In any event, we would again propose that if this approach is valid, then we should see very different cognitive regimes for each phase: different scripts, schemas and maps, and different deep anchoring beliefs. Returning to our previous discussion on education and learning, we should also be able to identify the critical development experiences that correspond to different phases and especially to the transitions.

4.4 Stepwise Model

Finally, consider one additional frontier for entrepreneurship research. How many studies merely ask about starting a “business”? Instead we need to drill down into the facets of the intended business (e.g., Krueger et al. 2009). That is, consider the related notions of effectuation (Sarasvathy 2001) and bricolage (Baker and Nelson 2005).

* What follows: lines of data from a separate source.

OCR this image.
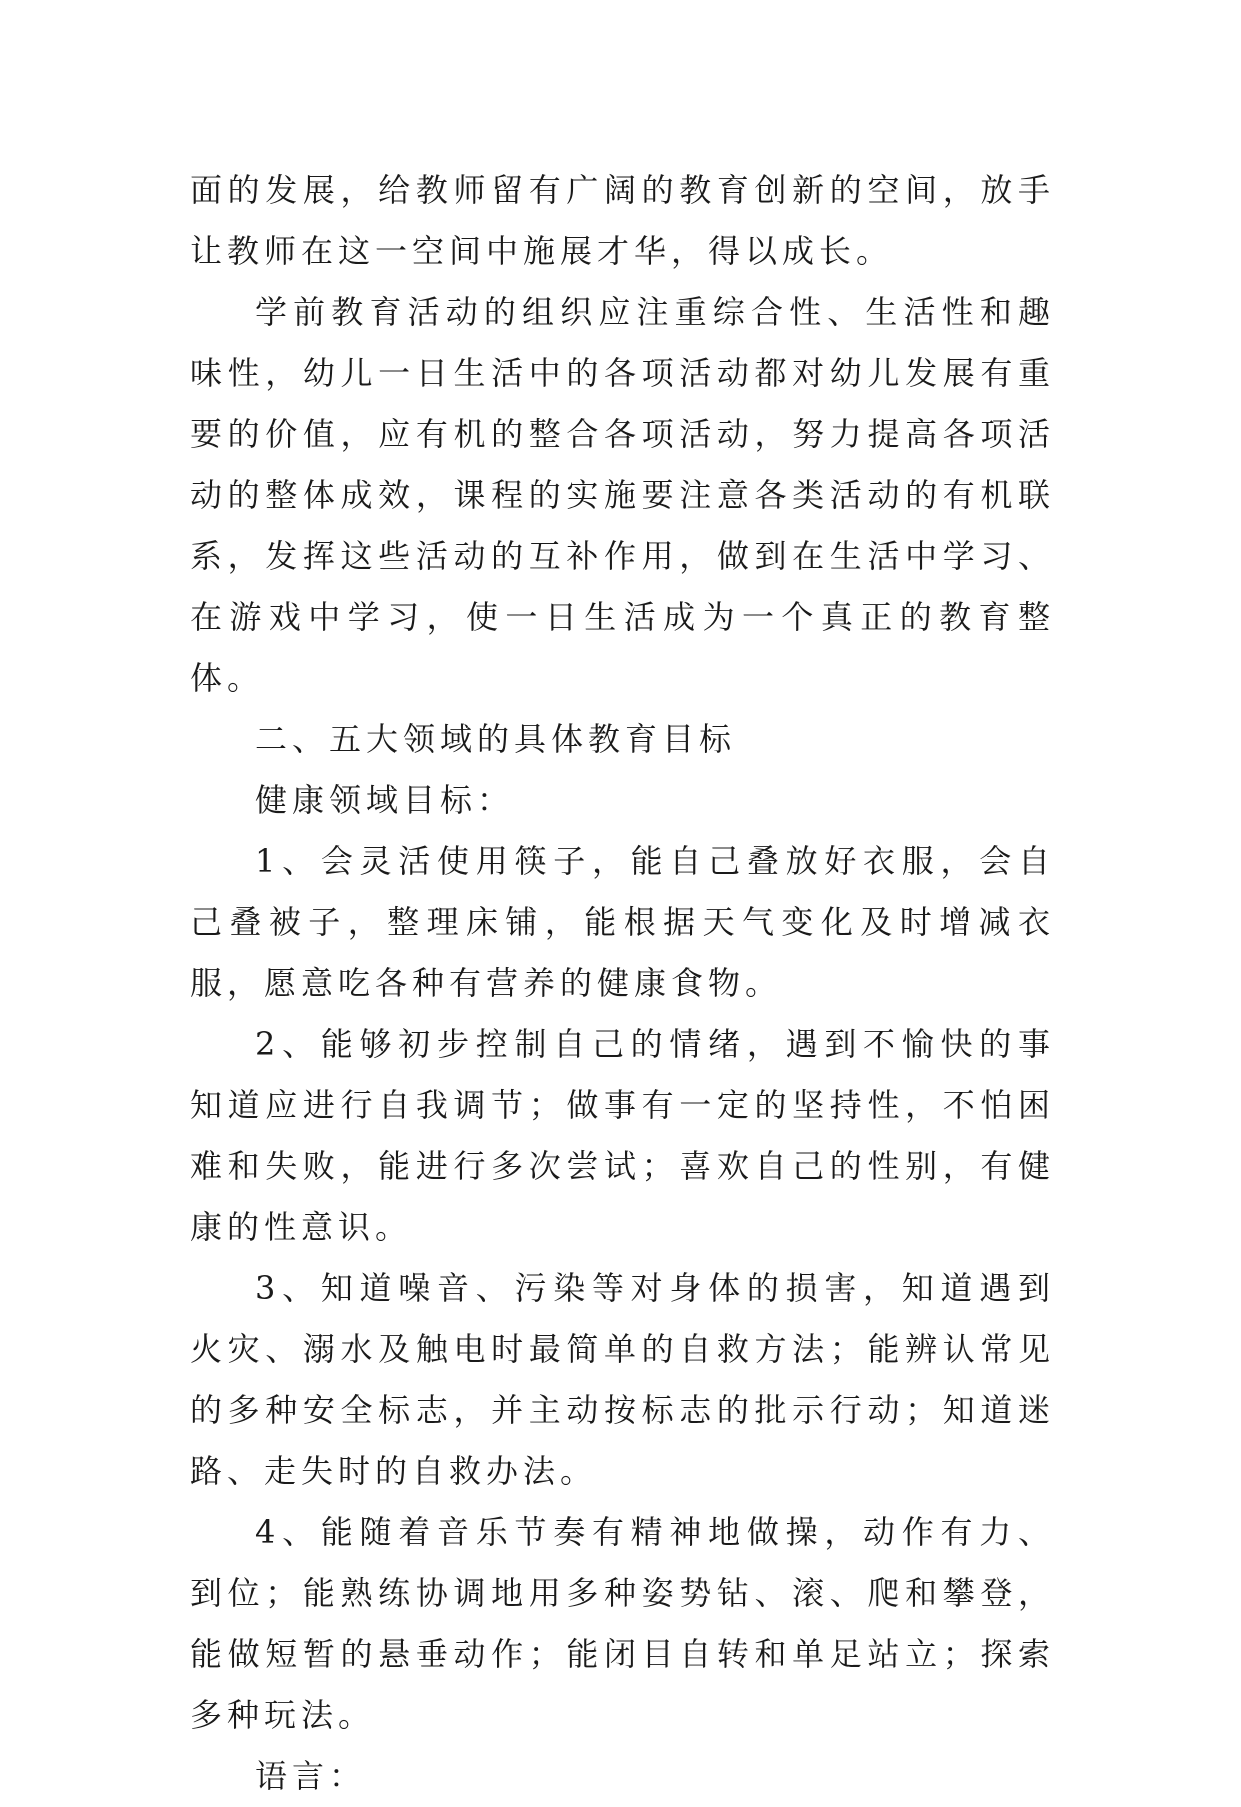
面的发展，给教师留有广阔的教育创新的空间，放手让教师在这一空间中施展才华，得以成长。

学前教育活动的组织应注重综合性、生活性和趣味性，幼儿一日生活中的各项活动都对幼儿发展有重要的价值，应有机的整合各项活动，努力提高各项活动的整体成效，课程的实施要注意各类活动的有机联系，发挥这些活动的互补作用，做到在生活中学习、在游戏中学习，使一日生活成为一个真正的教育整体。

二、五大领域的具体教育目标

健康领域目标：

1、会灵活使用筷子，能自己叠放好衣服，会自己叠被子，整理床铺，能根据天气变化及时增减衣服，愿意吃各种有营养的健康食物。

2、能够初步控制自己的情绪，遇到不愉快的事知道应进行自我调节；做事有一定的坚持性，不怕困难和失败，能进行多次尝试；喜欢自己的性别，有健康的性意识。

3、知道噪音、污染等对身体的损害，知道遇到火灾、溺水及触电时最简单的自救方法；能辨认常见的多种安全标志，并主动按标志的批示行动；知道迷路、走失时的自救办法。

4、能随着音乐节奏有精神地做操，动作有力、到位；能熟练协调地用多种姿势钻、滚、爬和攀登，能做短暂的悬垂动作；能闭目自转和单足站立；探索多种玩法。

语言：
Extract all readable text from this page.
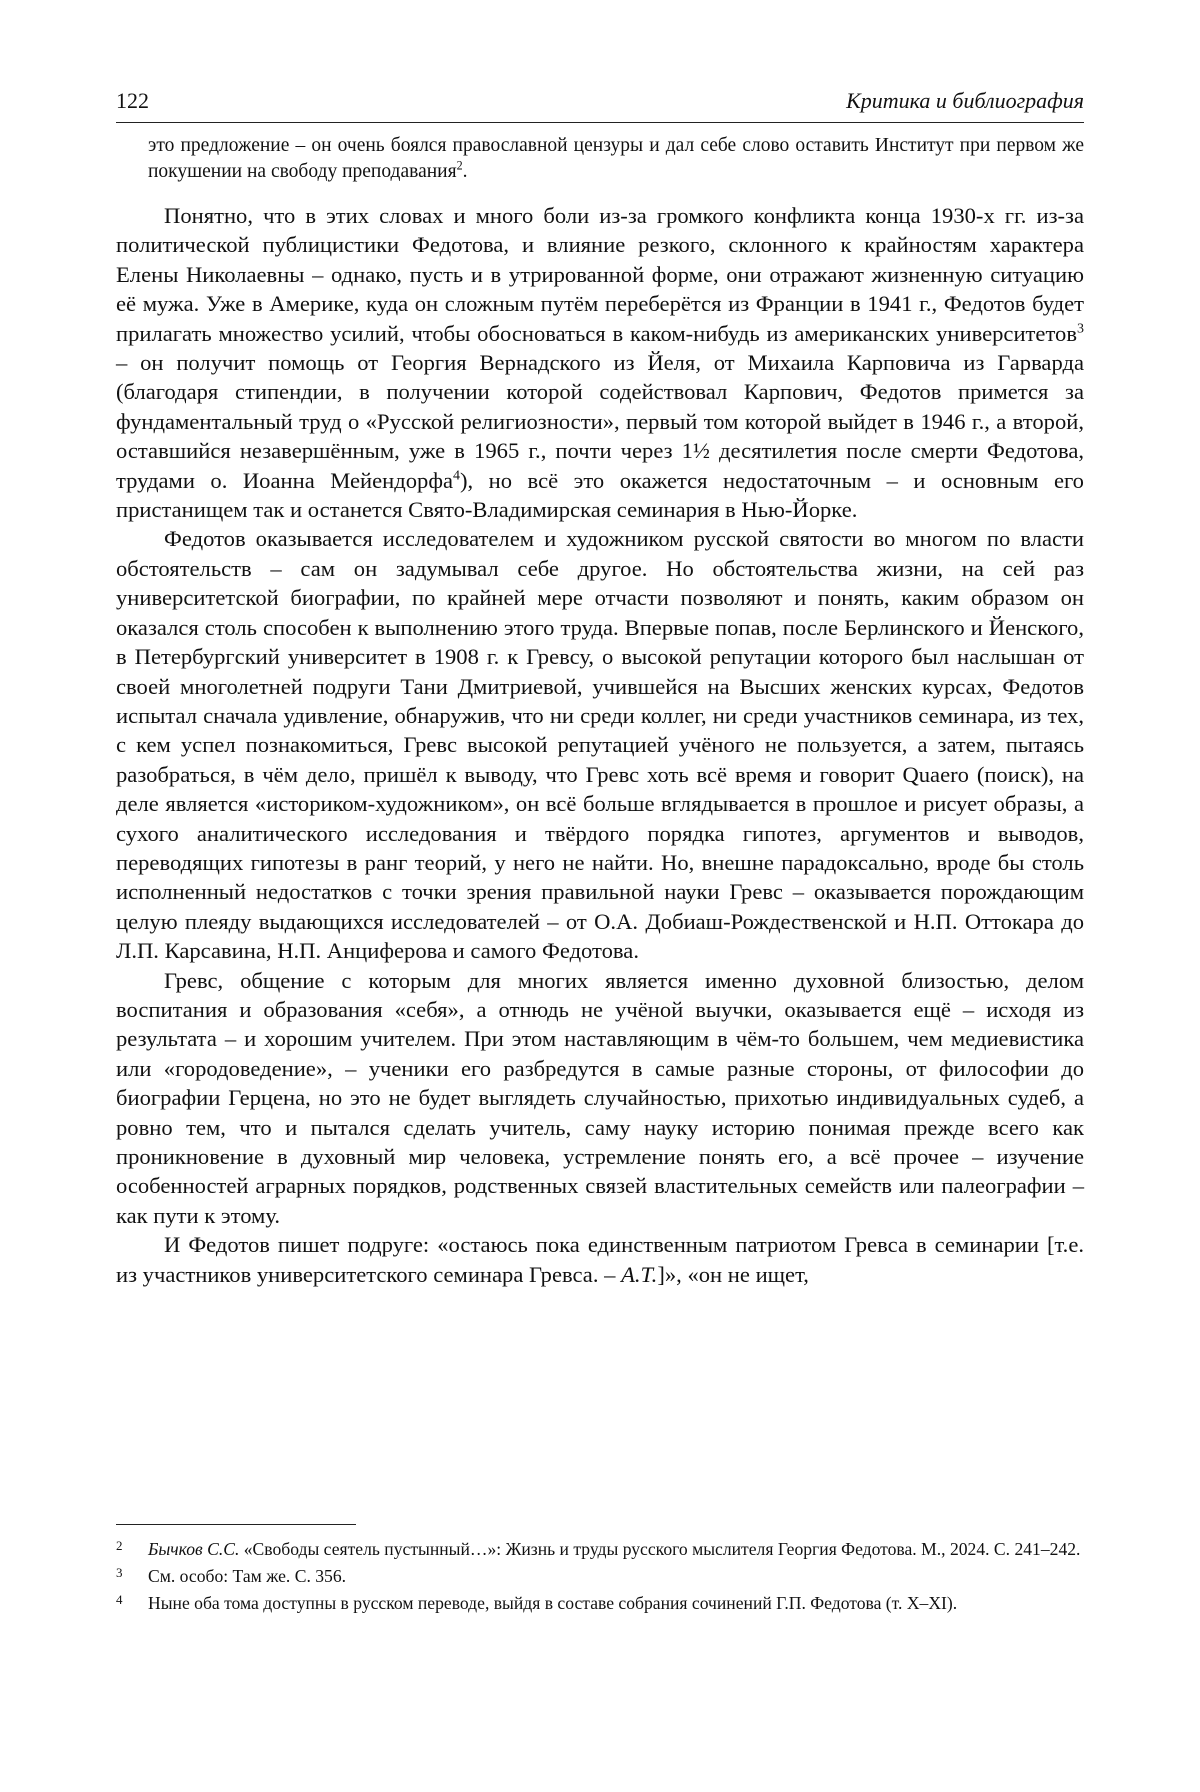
122	Критика и библиография
это предложение – он очень боялся православной цензуры и дал себе слово оставить Институт при первом же покушении на свободу преподавания$^2$.

Понятно, что в этих словах и много боли из-за громкого конфликта конца 1930-х гг. из-за политической публицистики Федотова, и влияние резкого, склонного к крайностям характера Елены Николаевны – однако, пусть и в утрированной форме, они отражают жизненную ситуацию её мужа. Уже в Америке, куда он сложным путём переберётся из Франции в 1941 г., Федотов будет прилагать множество усилий, чтобы обосноваться в каком-нибудь из американских университетов$^3$ – он получит помощь от Георгия Вернадского из Йеля, от Михаила Карповича из Гарварда (благодаря стипендии, в получении которой содействовал Карпович, Федотов примется за фундаментальный труд о «Русской религиозности», первый том которой выйдет в 1946 г., а второй, оставшийся незавершённым, уже в 1965 г., почти через 1½ десятилетия после смерти Федотова, трудами о. Иоанна Мейендорфа$^4$), но всё это окажется недостаточным – и основным его пристанищем так и останется Свято-Владимирская семинария в Нью-Йорке.

Федотов оказывается исследователем и художником русской святости во многом по власти обстоятельств – сам он задумывал себе другое. Но обстоятельства жизни, на сей раз университетской биографии, по крайней мере отчасти позволяют и понять, каким образом он оказался столь способен к выполнению этого труда. Впервые попав, после Берлинского и Йенского, в Петербургский университет в 1908 г. к Гревсу, о высокой репутации которого был наслышан от своей многолетней подруги Тани Дмитриевой, учившейся на Высших женских курсах, Федотов испытал сначала удивление, обнаружив, что ни среди коллег, ни среди участников семинара, из тех, с кем успел познакомиться, Гревс высокой репутацией учёного не пользуется, а затем, пытаясь разобраться, в чём дело, пришёл к выводу, что Гревс хоть всё время и говорит Quaero (поиск), на деле является «историком-художником», он всё больше вглядывается в прошлое и рисует образы, а сухого аналитического исследования и твёрдого порядка гипотез, аргументов и выводов, переводящих гипотезы в ранг теорий, у него не найти. Но, внешне парадоксально, вроде бы столь исполненный недостатков с точки зрения правильной науки Гревс – оказывается порождающим целую плеяду выдающихся исследователей – от О.А. Добиаш-Рождественской и Н.П. Оттокара до Л.П. Карсавина, Н.П. Анциферова и самого Федотова.

Гревс, общение с которым для многих является именно духовной близостью, делом воспитания и образования «себя», а отнюдь не учёной выучки, оказывается ещё – исходя из результата – и хорошим учителем. При этом наставляющим в чём-то большем, чем медиевистика или «городоведение», – ученики его разбредутся в самые разные стороны, от философии до биографии Герцена, но это не будет выглядеть случайностью, прихотью индивидуальных судеб, а ровно тем, что и пытался сделать учитель, саму науку историю понимая прежде всего как проникновение в духовный мир человека, устремление понять его, а всё прочее – изучение особенностей аграрных порядков, родственных связей властительных семейств или палеографии – как пути к этому.

И Федотов пишет подруге: «остаюсь пока единственным патриотом Гревса в семинарии [т.е. из участников университетского семинара Гревса. – А.Т.]», «он не ищет,

2	Бычков С.С. «Свободы сеятель пустынный…»: Жизнь и труды русского мыслителя Георгия Федотова. М., 2024. С. 241–242.
3	См. особо: Там же. С. 356.
4	Ныне оба тома доступны в русском переводе, выйдя в составе собрания сочинений Г.П. Федотова (т. X–XI).
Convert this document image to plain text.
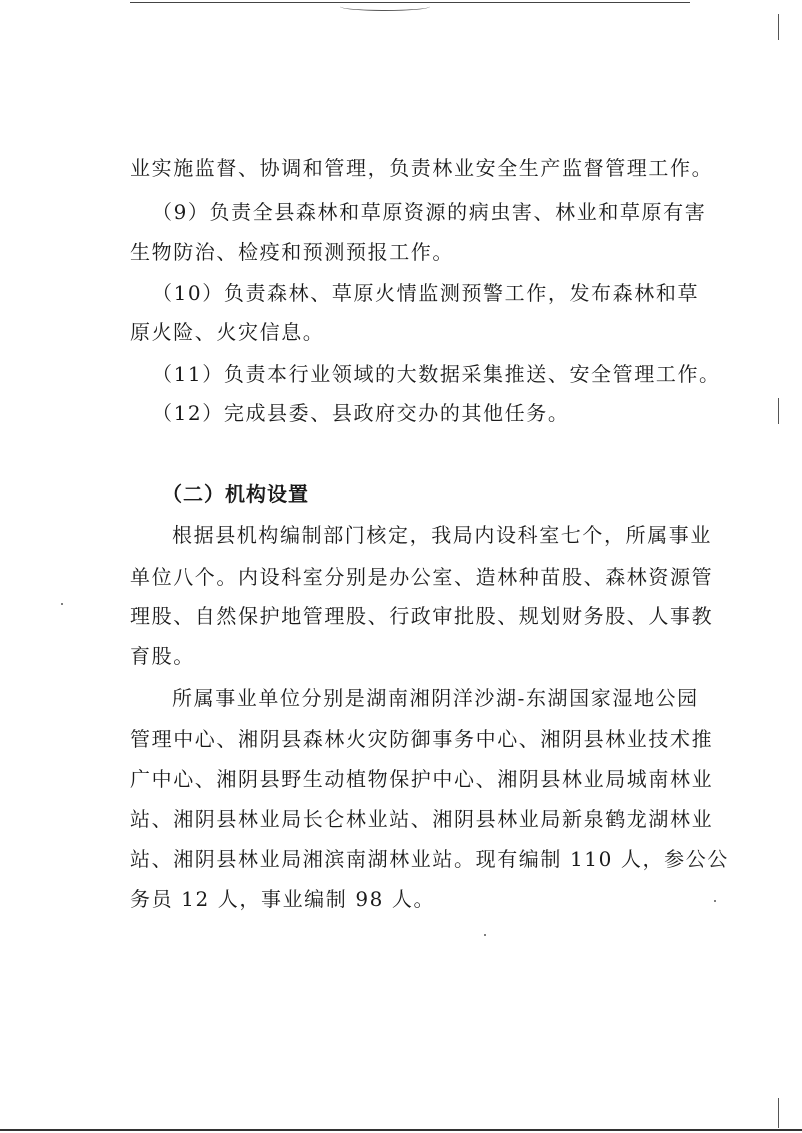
业实施监督、协调和管理，负责林业安全生产监督管理工作。
（9）负责全县森林和草原资源的病虫害、林业和草原有害
生物防治、检疫和预测预报工作。
（10）负责森林、草原火情监测预警工作，发布森林和草
原火险、火灾信息。
（11）负责本行业领域的大数据采集推送、安全管理工作。
（12）完成县委、县政府交办的其他任务。
（二）机构设置
根据县机构编制部门核定，我局内设科室七个，所属事业
单位八个。内设科室分别是办公室、造林种苗股、森林资源管
理股、自然保护地管理股、行政审批股、规划财务股、人事教
育股。
所属事业单位分别是湖南湘阴洋沙湖-东湖国家湿地公园
管理中心、湘阴县森林火灾防御事务中心、湘阴县林业技术推
广中心、湘阴县野生动植物保护中心、湘阴县林业局城南林业
站、湘阴县林业局长仑林业站、湘阴县林业局新泉鹤龙湖林业
站、湘阴县林业局湘滨南湖林业站。现有编制 110 人，参公公
务员 12 人，事业编制 98 人。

While entrepreneurs may have a strong, well-developed intent toward launching a venture, their path may change dramatically. Even if the overall intent and attitudes need not change significantly, their intent toward the “next step” may change radically. As such, we would argue that it might be quite rewarding to monitor entrepreneurial intentions at both the overall level and for each step of their trajectory.

5 In Sum…

I began with the metaphor of the old phlogiston theory. Our existing model of entrepreneurial intentions is no phlogiston; Its underlying theory base remains strong as ever. But like oxidation, we may well find a model whose theory is even stronger and whose ability to explain, predict and to be useful to educators and practitioners is significantly better.

Studies of pre-entrepreneurial behaviors demonstrate a dizzying array of successful (and unsuccessful) patterns and sequences of activities. There simply is no single optimal pathbased on behaviors. Intentions remain critical to our understanding. However, looking at entrepreneurial intentions suggests that we need to re-think how entrepreneurs arrive at their intent. That re-think will contribute to how we teach/train and how we counsel entrepreneurs.

Consider the PSED “perma-nascents” who reflect a process where applying cognitive science offers us some new clues. Who knows what else we will find? I am honored to lead off this book but every chapter in this book will be useful and provocative in this journey.